Procédure administrative devant la Commission
10 En 2005, une évaluation indépendante réalisée dans le cadre de la mise en œuvre et du suivi du protocole n° 8 a révélé une augmentation des obligations financières de TB auprès des créanciers publics et une absence de rentabilité. Par lettres des 29 mars, 1 er août et 2 décembre 2005, la Commission des Communautés européennes a demandé des informations supplémentaires aux autorités polonaises. Ces dernières ont répondu par lettres des 23 juin et 28 septembre 2005 ainsi que du 14 février 2006.
11 Par lettre du 7 juin 2006, la Commission a notifié à la République de Pologne sa décision d’ouvrir la procédure formelle d’examen prévue à l’article 88, paragraphe 2, CE. Cette décision a été publiée au Journal officiel de l’Union européenne du 19 août 2006 (JO C 196, p. 23). Dans cette décision, la Commission a invité les parties intéressées à présenter leurs observations. Seule la République de Pologne a répondu à cette invitation.
12 Au terme de la procédure formelle d’examen, la Commission a adopté la décision 2008/344/CE, du 23 octobre 2007, concernant l’aide d’État C 23/06 (ex NN 35/06) mise à exécution par la Pologne en faveur du groupe Technologie Buczek, un producteur d’acier (JO 2008, L 116, p. 26, ci-après la « décision attaquée »).
13 Dans la décision attaquée, la Commission a constaté que, en 2005 et 2006, TB a procédé à une restructuration du groupe et a cédé deux activités rentables : la production de cylindres en acier chromé, transférée à HB, et la production de tubes en acier revêtus d’aluminium et de tubes chromés, transférée à BA.
14 Elle a également relevé, s’agissant des créances des autorités publiques à l’égard de TB, que, si les mesures de recouvrement exigées par la loi ainsi que d’autres mesures, telles que la constitution d’hypothèques, avaient été adoptées par lesdites autorités, les remboursements effectués par TB étaient insignifiants, en 2004. À cet égard, elle a souligné que, dès la fin de l’année 2004, il était évident que TB n’était plus en mesure d’honorer ni ses dettes ni ses engagements courants. Or, selon la Commission, les autorités polonaises possédaient de solides garanties, qu’elles avaient la possibilité de transformer en liquidités, dans le cadre d’une procédure de faillite.
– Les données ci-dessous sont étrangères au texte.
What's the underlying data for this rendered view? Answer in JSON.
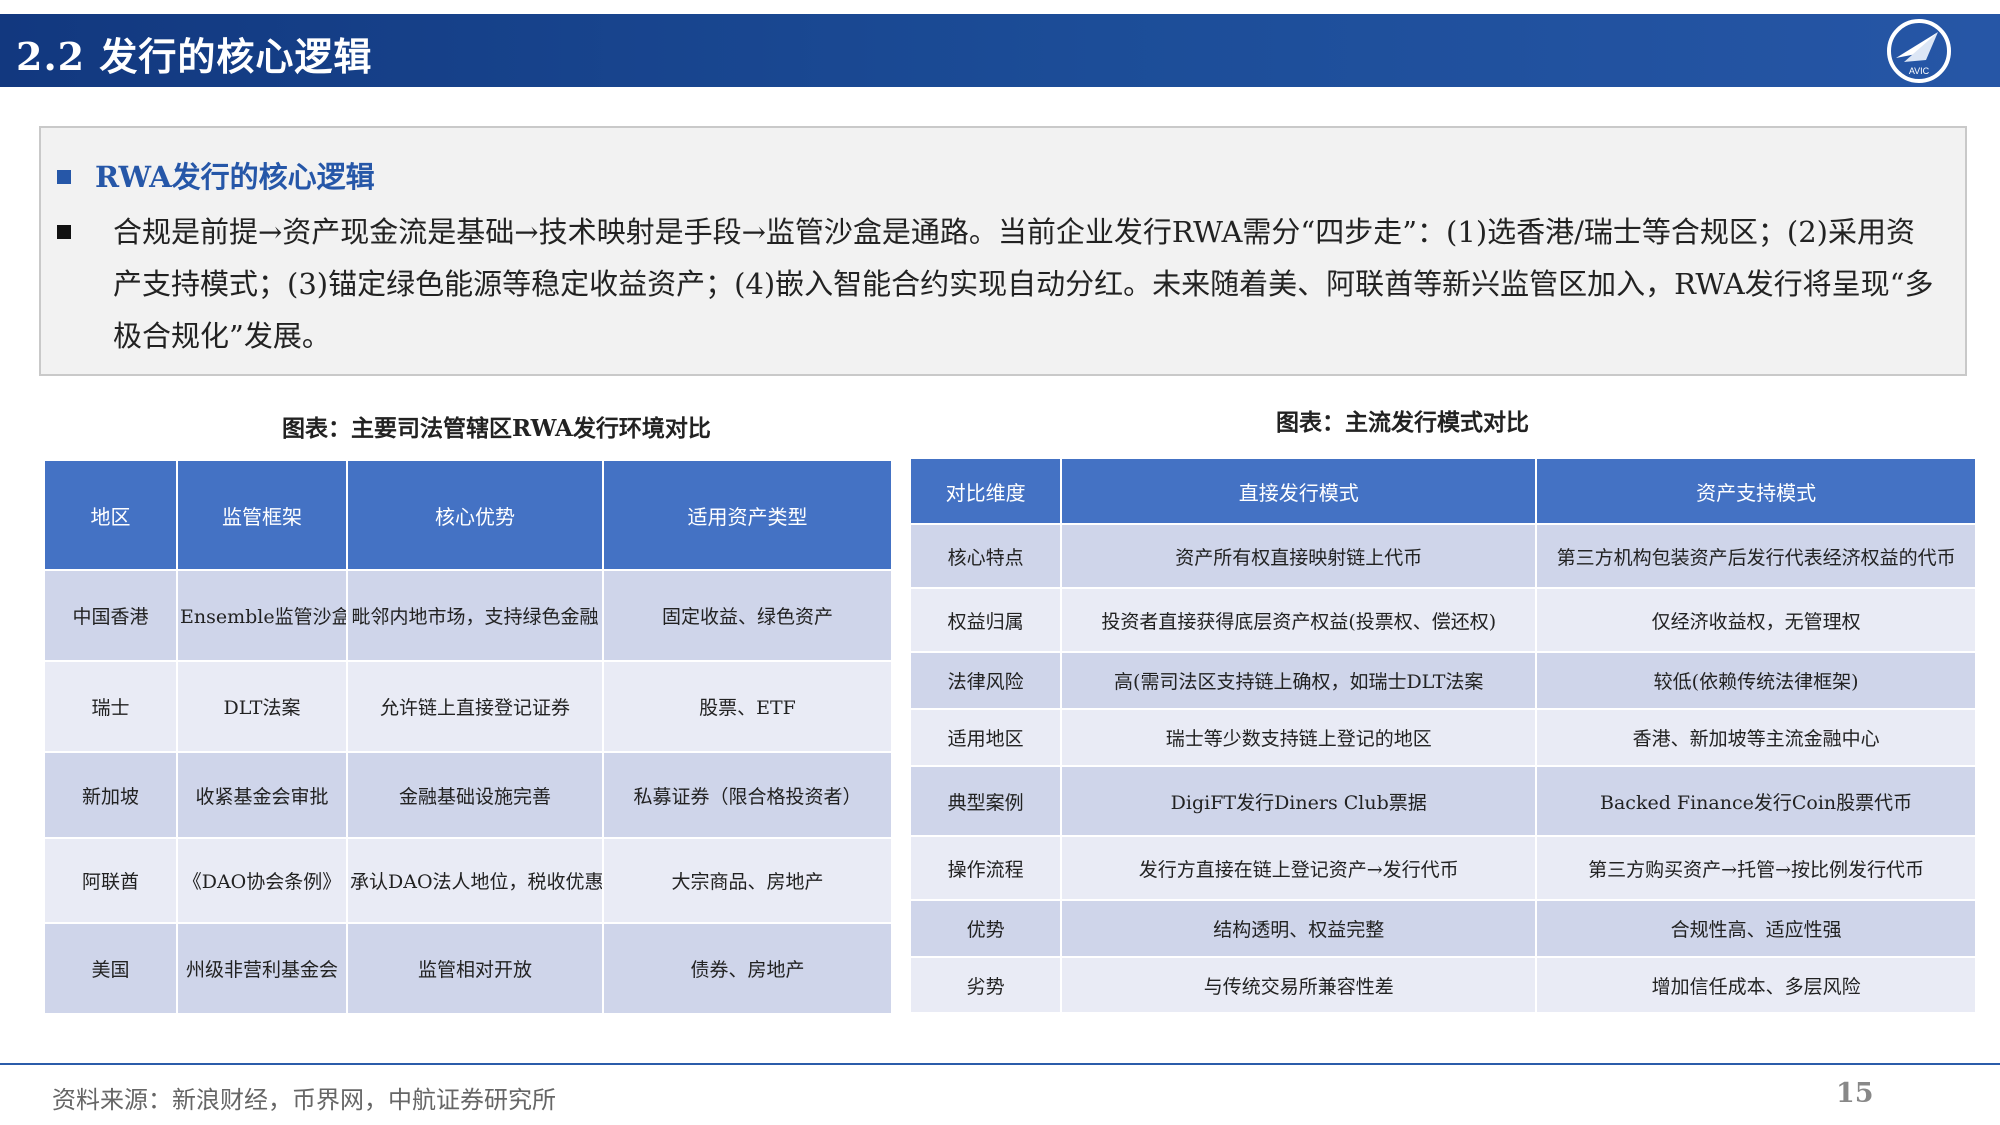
{
  "header": {
    "title": "2.2 发行的核心逻辑",
    "logo_text": "AVIC"
  },
  "summary": {
    "heading": "RWA发行的核心逻辑",
    "paragraph": "合规是前提→资产现金流是基础→技术映射是手段→监管沙盒是通路。当前企业发行RWA需分“四步走”：(1)选香港/瑞士等合规区；(2)采用资产支持模式；(3)锚定绿色能源等稳定收益资产；(4)嵌入智能合约实现自动分红。未来随着美、阿联酋等新兴监管区加入，RWA发行将呈现“多极合规化”发展。"
  },
  "left_table": {
    "caption": "图表：主要司法管辖区RWA发行环境对比",
    "headers": [
      "地区",
      "监管框架",
      "核心优势",
      "适用资产类型"
    ],
    "rows": [
      [
        "中国香港",
        "Ensemble监管沙盒",
        "毗邻内地市场，支持绿色金融",
        "固定收益、绿色资产"
      ],
      [
        "瑞士",
        "DLT法案",
        "允许链上直接登记证券",
        "股票、ETF"
      ],
      [
        "新加坡",
        "收紧基金会审批",
        "金融基础设施完善",
        "私募证券（限合格投资者）"
      ],
      [
        "阿联酋",
        "《DAO协会条例》",
        "承认DAO法人地位，税收优惠",
        "大宗商品、房地产"
      ],
      [
        "美国",
        "州级非营利基金会",
        "监管相对开放",
        "债券、房地产"
      ]
    ]
  },
  "right_table": {
    "caption": "图表：主流发行模式对比",
    "headers": [
      "对比维度",
      "直接发行模式",
      "资产支持模式"
    ],
    "rows": [
      [
        "核心特点",
        "资产所有权直接映射链上代币",
        "第三方机构包装资产后发行代表经济权益的代币"
      ],
      [
        "权益归属",
        "投资者直接获得底层资产权益(投票权、偿还权)",
        "仅经济收益权，无管理权"
      ],
      [
        "法律风险",
        "高(需司法区支持链上确权，如瑞士DLT法案",
        "较低(依赖传统法律框架)"
      ],
      [
        "适用地区",
        "瑞士等少数支持链上登记的地区",
        "香港、新加坡等主流金融中心"
      ],
      [
        "典型案例",
        "DigiFT发行Diners Club票据",
        "Backed Finance发行Coin股票代币"
      ],
      [
        "操作流程",
        "发行方直接在链上登记资产→发行代币",
        "第三方购买资产→托管→按比例发行代币"
      ],
      [
        "优势",
        "结构透明、权益完整",
        "合规性高、适应性强"
      ],
      [
        "劣势",
        "与传统交易所兼容性差",
        "增加信任成本、多层风险"
      ]
    ]
  },
  "footer": {
    "source": "资料来源：新浪财经，币界网，中航证券研究所",
    "page_number": "15"
  },
  "colors": {
    "header_blue": "#1c4d98",
    "table_header": "#4472c4",
    "row_dark": "#cfd5ea",
    "row_light": "#e9ebf5"
  }
}
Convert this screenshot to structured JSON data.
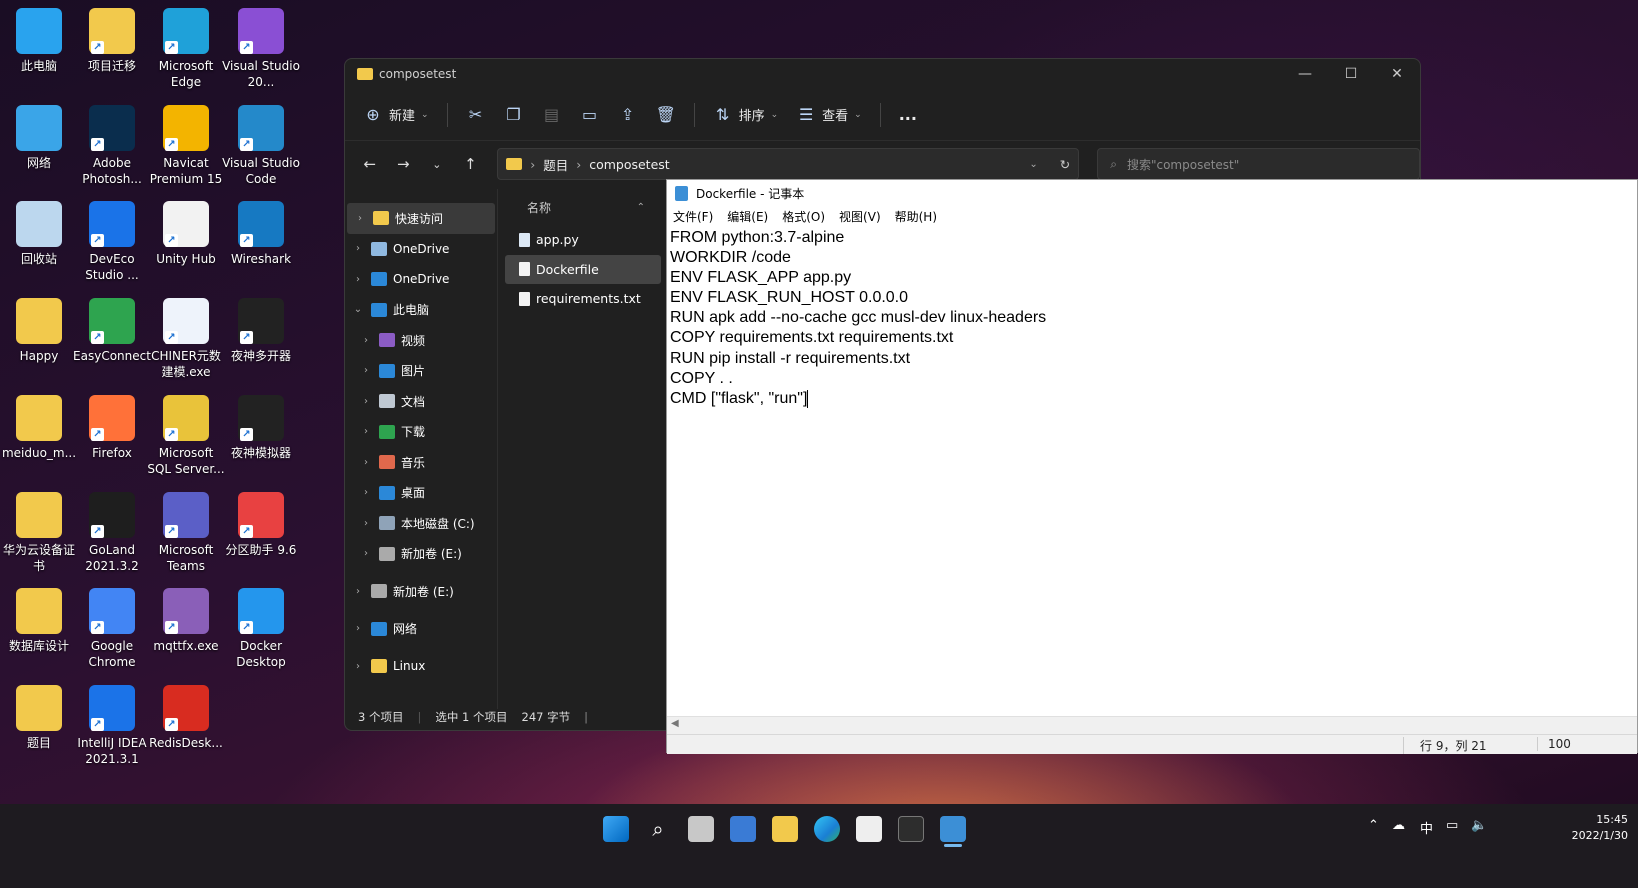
{
  "desktop": {
    "icons": [
      {
        "label": "此电脑",
        "color": "#29a3ee"
      },
      {
        "label": "项目迁移",
        "color": "#f2c94c"
      },
      {
        "label": "Microsoft Edge",
        "color": "#1fa1d9"
      },
      {
        "label": "Visual Studio 20...",
        "color": "#8a4fd4"
      },
      {
        "label": "网络",
        "color": "#3aa5e8"
      },
      {
        "label": "Adobe Photosh...",
        "color": "#0a2d4d"
      },
      {
        "label": "Navicat Premium 15",
        "color": "#f3b400"
      },
      {
        "label": "Visual Studio Code",
        "color": "#2489ca"
      },
      {
        "label": "回收站",
        "color": "#bcd7ee"
      },
      {
        "label": "DevEco Studio ...",
        "color": "#1a73e8"
      },
      {
        "label": "Unity Hub",
        "color": "#f2f2f2"
      },
      {
        "label": "Wireshark",
        "color": "#1679c2"
      },
      {
        "label": "Happy",
        "color": "#f2c94c"
      },
      {
        "label": "EasyConnect",
        "color": "#2ea44f"
      },
      {
        "label": "CHINER元数建模.exe",
        "color": "#eef3fb"
      },
      {
        "label": "夜神多开器",
        "color": "#222"
      },
      {
        "label": "meiduo_m...",
        "color": "#f2c94c"
      },
      {
        "label": "Firefox",
        "color": "#ff7139"
      },
      {
        "label": "Microsoft SQL Server...",
        "color": "#e9c33a"
      },
      {
        "label": "夜神模拟器",
        "color": "#222"
      },
      {
        "label": "华为云设备证书",
        "color": "#f2c94c"
      },
      {
        "label": "GoLand 2021.3.2",
        "color": "#1e1e1e"
      },
      {
        "label": "Microsoft Teams",
        "color": "#5b5fc7"
      },
      {
        "label": "分区助手 9.6",
        "color": "#e84141"
      },
      {
        "label": "数据库设计",
        "color": "#f2c94c"
      },
      {
        "label": "Google Chrome",
        "color": "#4285f4"
      },
      {
        "label": "mqttfx.exe",
        "color": "#8a5fb8"
      },
      {
        "label": "Docker Desktop",
        "color": "#2496ed"
      },
      {
        "label": "题目",
        "color": "#f2c94c"
      },
      {
        "label": "IntelliJ IDEA 2021.3.1",
        "color": "#1b73e8"
      },
      {
        "label": "RedisDesk...",
        "color": "#d82c20"
      }
    ]
  },
  "explorer": {
    "title": "composetest",
    "toolbar": {
      "new": "新建",
      "sort": "排序",
      "view": "查看",
      "more": "..."
    },
    "breadcrumb": [
      "题目",
      "composetest"
    ],
    "search_placeholder": "搜索\"composetest\"",
    "nav": [
      {
        "label": "快速访问",
        "color": "#f2c94c",
        "selected": true
      },
      {
        "label": "OneDrive",
        "color": "#8fb8e0"
      },
      {
        "label": "OneDrive",
        "color": "#2b88d8"
      },
      {
        "label": "此电脑",
        "color": "#2b88d8",
        "expanded": true
      },
      {
        "label": "视频",
        "color": "#8b5cc4"
      },
      {
        "label": "图片",
        "color": "#2b88d8"
      },
      {
        "label": "文档",
        "color": "#bfc8d2"
      },
      {
        "label": "下载",
        "color": "#2ea44f"
      },
      {
        "label": "音乐",
        "color": "#e0684c"
      },
      {
        "label": "桌面",
        "color": "#2b88d8"
      },
      {
        "label": "本地磁盘 (C:)",
        "color": "#8fa3b8"
      },
      {
        "label": "新加卷 (E:)",
        "color": "#aaaaaa"
      },
      {
        "label": "新加卷 (E:)",
        "color": "#aaaaaa"
      },
      {
        "label": "网络",
        "color": "#2b88d8"
      },
      {
        "label": "Linux",
        "color": "#f2c94c"
      }
    ],
    "column_name": "名称",
    "files": [
      {
        "name": "app.py"
      },
      {
        "name": "Dockerfile",
        "selected": true
      },
      {
        "name": "requirements.txt"
      }
    ],
    "status": {
      "count": "3 个项目",
      "selection": "选中 1 个项目",
      "size": "247 字节"
    }
  },
  "notepad": {
    "title": "Dockerfile - 记事本",
    "menu": [
      "文件(F)",
      "编辑(E)",
      "格式(O)",
      "视图(V)",
      "帮助(H)"
    ],
    "lines": [
      "FROM python:3.7-alpine",
      "WORKDIR /code",
      "ENV FLASK_APP app.py",
      "ENV FLASK_RUN_HOST 0.0.0.0",
      "RUN apk add --no-cache gcc musl-dev linux-headers",
      "COPY requirements.txt requirements.txt",
      "RUN pip install -r requirements.txt",
      "COPY . .",
      "CMD [\"flask\", \"run\"]"
    ],
    "status_position": "行 9，列 21",
    "status_zoom": "100"
  },
  "taskbar": {
    "time": "15:45",
    "date": "2022/1/30",
    "ime": "中"
  }
}
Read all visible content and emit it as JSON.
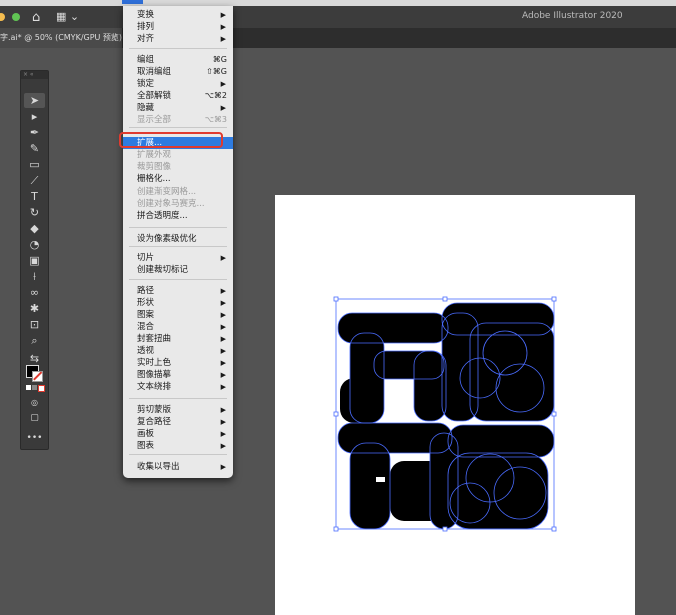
{
  "window": {
    "app_title": "Adobe Illustrator 2020",
    "document_tab": "字.ai* @ 50% (CMYK/GPU 预览)"
  },
  "menu": {
    "items": [
      {
        "label": "变换",
        "shortcut": "",
        "submenu": true,
        "disabled": false
      },
      {
        "label": "排列",
        "shortcut": "",
        "submenu": true,
        "disabled": false
      },
      {
        "label": "对齐",
        "shortcut": "",
        "submenu": true,
        "disabled": false
      },
      {
        "label": "编组",
        "shortcut": "⌘G",
        "submenu": false,
        "disabled": false
      },
      {
        "label": "取消编组",
        "shortcut": "⇧⌘G",
        "submenu": false,
        "disabled": false
      },
      {
        "label": "锁定",
        "shortcut": "",
        "submenu": true,
        "disabled": false
      },
      {
        "label": "全部解锁",
        "shortcut": "⌥⌘2",
        "submenu": false,
        "disabled": false
      },
      {
        "label": "隐藏",
        "shortcut": "",
        "submenu": true,
        "disabled": false
      },
      {
        "label": "显示全部",
        "shortcut": "⌥⌘3",
        "submenu": false,
        "disabled": true
      },
      {
        "label": "扩展...",
        "shortcut": "",
        "submenu": false,
        "disabled": false,
        "highlighted": true
      },
      {
        "label": "扩展外观",
        "shortcut": "",
        "submenu": false,
        "disabled": true
      },
      {
        "label": "裁剪图像",
        "shortcut": "",
        "submenu": false,
        "disabled": true
      },
      {
        "label": "栅格化...",
        "shortcut": "",
        "submenu": false,
        "disabled": false
      },
      {
        "label": "创建渐变网格...",
        "shortcut": "",
        "submenu": false,
        "disabled": true
      },
      {
        "label": "创建对象马赛克...",
        "shortcut": "",
        "submenu": false,
        "disabled": true
      },
      {
        "label": "拼合透明度...",
        "shortcut": "",
        "submenu": false,
        "disabled": false
      },
      {
        "label": "设为像素级优化",
        "shortcut": "",
        "submenu": false,
        "disabled": false
      },
      {
        "label": "切片",
        "shortcut": "",
        "submenu": true,
        "disabled": false
      },
      {
        "label": "创建裁切标记",
        "shortcut": "",
        "submenu": false,
        "disabled": false
      },
      {
        "label": "路径",
        "shortcut": "",
        "submenu": true,
        "disabled": false
      },
      {
        "label": "形状",
        "shortcut": "",
        "submenu": true,
        "disabled": false
      },
      {
        "label": "图案",
        "shortcut": "",
        "submenu": true,
        "disabled": false
      },
      {
        "label": "混合",
        "shortcut": "",
        "submenu": true,
        "disabled": false
      },
      {
        "label": "封套扭曲",
        "shortcut": "",
        "submenu": true,
        "disabled": false
      },
      {
        "label": "透视",
        "shortcut": "",
        "submenu": true,
        "disabled": false
      },
      {
        "label": "实时上色",
        "shortcut": "",
        "submenu": true,
        "disabled": false
      },
      {
        "label": "图像描摹",
        "shortcut": "",
        "submenu": true,
        "disabled": false
      },
      {
        "label": "文本绕排",
        "shortcut": "",
        "submenu": true,
        "disabled": false
      },
      {
        "label": "剪切蒙版",
        "shortcut": "",
        "submenu": true,
        "disabled": false
      },
      {
        "label": "复合路径",
        "shortcut": "",
        "submenu": true,
        "disabled": false
      },
      {
        "label": "画板",
        "shortcut": "",
        "submenu": true,
        "disabled": false
      },
      {
        "label": "图表",
        "shortcut": "",
        "submenu": true,
        "disabled": false
      },
      {
        "label": "收集以导出",
        "shortcut": "",
        "submenu": true,
        "disabled": false
      }
    ]
  },
  "tools": [
    "selection-tool",
    "direct-selection-tool",
    "pen-tool",
    "curvature-tool",
    "rectangle-tool",
    "paintbrush-tool",
    "type-tool",
    "rotate-tool",
    "eraser-tool",
    "shape-builder-tool",
    "gradient-tool",
    "eyedropper-tool",
    "blend-tool",
    "symbol-sprayer-tool",
    "artboard-tool",
    "zoom-tool",
    "fill-stroke-swatches",
    "draw-mode-icon",
    "screen-mode-icon",
    "more-tools-icon"
  ],
  "colors": {
    "menu_highlight": "#2e7be0",
    "callout_border": "#e03a2f",
    "selection_outline": "#4a6cff",
    "artwork_fill": "#000000"
  }
}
Dès lors, selon la Commission, l’utilisation de ces garanties semblait plus raisonnable, du point de vue d’un hypothétique créancier privé, qu’une restructuration.
15 La Commission a conclu que les autorités polonaises avaient renoncé à l’exécution forcée pour un montant de 20 761 643 PLN. Elle a ajouté que, dans la mesure où le renoncement à l’exécution forcée avait eu le même effet que l’octroi au bénéficiaire de la totalité du montant non remboursé, l’avantage ainsi obtenu portait sur un montant de 20 761 643 PLN reçu à partir du 1 er janvier 2005. En outre, elle a considéré que BA et HB avaient bénéficié de l’aide. Elle a estimé que TB n’avait pas conservé l’aide, car le défaut d’exécution forcée avait permis à l’entreprise de poursuivre son activité économique et d’organiser sa restructuration interne.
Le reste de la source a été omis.